At OClinic we share your frustration that weight loss surgery is not readily accessible in the public hospital system under Medicare. In partnership with our hospital, health professionals, and suppliers, we have put together one of the most affordable options in Australia for patients without private health insurance whilst maintaining the same high quality aftercare and team support. Call us for a quotation on 8197 9595.- you may be surprised at just how affordable our program is.
Patient Finance
If you would like to discuss possible finance options, call Don Greenamyer on 0419 664 186 who has been able to help many patients achieve commercial funding for medical expenses.
(note- Don Greenamyer is an independent financial broker and has no affiliation or financial relationship with OClinic)
Other Payment Options
Early Release of Super
Patients may apply to APRA, the Australian Prudential Regulation Authority, for an early release of superannuation funds to cover part or all of the cost of undergoing gastric banding surgery. Check with your financial advisor to see if this is right for you. More details can be found on the APRA website.
If you chose to apply for this, three documents need to be lodged:
1. completed application form- click here to download.
2. A letter of support from your General Practitioner
3. A letter of support from OClinic (we will provide this following your initial consultation)

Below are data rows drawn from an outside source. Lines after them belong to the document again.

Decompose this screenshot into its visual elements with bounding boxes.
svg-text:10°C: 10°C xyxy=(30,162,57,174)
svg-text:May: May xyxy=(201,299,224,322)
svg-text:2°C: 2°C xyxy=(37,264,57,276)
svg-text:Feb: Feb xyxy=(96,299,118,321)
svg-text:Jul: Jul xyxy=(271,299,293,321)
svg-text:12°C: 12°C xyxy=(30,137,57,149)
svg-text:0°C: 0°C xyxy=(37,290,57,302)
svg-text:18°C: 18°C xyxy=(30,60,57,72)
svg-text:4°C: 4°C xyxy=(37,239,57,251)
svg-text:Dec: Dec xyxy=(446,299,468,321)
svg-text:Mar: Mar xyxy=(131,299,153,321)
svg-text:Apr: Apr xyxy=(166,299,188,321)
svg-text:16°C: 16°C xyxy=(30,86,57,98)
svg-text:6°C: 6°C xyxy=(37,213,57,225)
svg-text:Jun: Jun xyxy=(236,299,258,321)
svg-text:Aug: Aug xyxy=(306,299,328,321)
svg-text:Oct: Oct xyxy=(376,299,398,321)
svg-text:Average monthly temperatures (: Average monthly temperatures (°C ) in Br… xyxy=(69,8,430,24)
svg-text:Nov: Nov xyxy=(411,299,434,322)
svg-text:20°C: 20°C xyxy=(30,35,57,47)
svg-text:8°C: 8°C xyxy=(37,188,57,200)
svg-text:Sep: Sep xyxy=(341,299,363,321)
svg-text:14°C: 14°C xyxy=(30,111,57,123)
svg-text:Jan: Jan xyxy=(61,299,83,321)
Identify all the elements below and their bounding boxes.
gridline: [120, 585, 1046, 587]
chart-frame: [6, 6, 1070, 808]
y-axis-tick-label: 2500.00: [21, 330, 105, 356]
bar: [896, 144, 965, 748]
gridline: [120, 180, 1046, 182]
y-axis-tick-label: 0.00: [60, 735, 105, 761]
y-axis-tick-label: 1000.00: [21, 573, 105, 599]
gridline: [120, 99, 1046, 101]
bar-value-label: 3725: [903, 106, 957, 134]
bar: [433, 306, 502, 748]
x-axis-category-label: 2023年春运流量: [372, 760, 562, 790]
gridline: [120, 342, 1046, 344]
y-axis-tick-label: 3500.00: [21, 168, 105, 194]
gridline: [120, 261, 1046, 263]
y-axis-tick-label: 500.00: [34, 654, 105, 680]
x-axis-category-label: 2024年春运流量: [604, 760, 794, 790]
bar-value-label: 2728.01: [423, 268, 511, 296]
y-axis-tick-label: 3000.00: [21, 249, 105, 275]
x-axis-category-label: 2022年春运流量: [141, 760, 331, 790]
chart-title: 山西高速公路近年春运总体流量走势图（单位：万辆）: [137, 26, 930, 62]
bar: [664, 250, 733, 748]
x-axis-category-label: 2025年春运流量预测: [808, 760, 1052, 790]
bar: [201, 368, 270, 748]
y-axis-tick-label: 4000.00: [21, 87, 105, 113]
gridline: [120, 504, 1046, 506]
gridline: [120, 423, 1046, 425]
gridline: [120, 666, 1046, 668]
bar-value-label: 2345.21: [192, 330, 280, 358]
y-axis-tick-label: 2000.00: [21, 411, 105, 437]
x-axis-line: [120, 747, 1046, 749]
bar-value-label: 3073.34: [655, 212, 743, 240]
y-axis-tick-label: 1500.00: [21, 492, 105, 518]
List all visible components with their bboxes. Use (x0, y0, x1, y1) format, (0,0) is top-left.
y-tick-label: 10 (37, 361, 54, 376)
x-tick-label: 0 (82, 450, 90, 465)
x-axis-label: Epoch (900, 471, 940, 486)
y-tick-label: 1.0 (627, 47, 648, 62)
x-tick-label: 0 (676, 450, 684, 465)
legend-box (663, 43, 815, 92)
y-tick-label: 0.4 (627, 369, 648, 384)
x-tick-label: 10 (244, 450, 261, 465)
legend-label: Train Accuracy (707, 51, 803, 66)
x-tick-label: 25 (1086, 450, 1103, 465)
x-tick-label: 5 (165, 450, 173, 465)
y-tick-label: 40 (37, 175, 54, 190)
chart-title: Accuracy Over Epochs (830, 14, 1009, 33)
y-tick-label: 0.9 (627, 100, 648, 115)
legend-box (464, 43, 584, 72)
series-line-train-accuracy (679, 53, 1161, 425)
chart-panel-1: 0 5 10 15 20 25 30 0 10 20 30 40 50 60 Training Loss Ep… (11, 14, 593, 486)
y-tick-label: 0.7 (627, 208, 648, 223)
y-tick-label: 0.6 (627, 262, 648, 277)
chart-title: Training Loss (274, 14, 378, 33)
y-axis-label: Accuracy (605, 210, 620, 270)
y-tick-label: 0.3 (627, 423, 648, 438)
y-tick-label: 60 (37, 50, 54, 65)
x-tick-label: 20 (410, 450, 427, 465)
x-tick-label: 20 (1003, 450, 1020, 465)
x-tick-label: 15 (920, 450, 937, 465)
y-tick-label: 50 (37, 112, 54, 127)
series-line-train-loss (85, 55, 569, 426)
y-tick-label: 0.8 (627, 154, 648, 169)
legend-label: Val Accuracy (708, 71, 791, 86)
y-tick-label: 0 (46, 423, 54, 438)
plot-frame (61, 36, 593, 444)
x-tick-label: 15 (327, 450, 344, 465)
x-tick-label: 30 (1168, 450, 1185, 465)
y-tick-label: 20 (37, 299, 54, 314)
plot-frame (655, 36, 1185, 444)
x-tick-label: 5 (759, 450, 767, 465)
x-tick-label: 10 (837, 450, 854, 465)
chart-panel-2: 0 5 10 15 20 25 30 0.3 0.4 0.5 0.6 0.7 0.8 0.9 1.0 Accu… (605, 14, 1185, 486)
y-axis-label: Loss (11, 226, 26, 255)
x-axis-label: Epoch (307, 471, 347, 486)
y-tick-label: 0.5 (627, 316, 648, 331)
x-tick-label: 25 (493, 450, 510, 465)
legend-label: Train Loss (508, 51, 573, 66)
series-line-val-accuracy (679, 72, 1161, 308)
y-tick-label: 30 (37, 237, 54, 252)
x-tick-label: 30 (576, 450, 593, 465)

Note that processing time by APRA generally takes around 6 weeks.
Tax Rebate Scheme
A significant rebate may be able to be claimed through your end of year tax return. You can claim a tax offset of 20% of your net medical expenses over $1,500. There is no upper limit on the amount you can claim, and it is not means or assets tested.
For example:
- $4950 Out-of-pocket expense: tax rebate = ($4950 - $1500) x 20% = $690
As always, check with your accountant or financial advisor if this may apply to you. Further details can be found on the Australian Taxation Office website.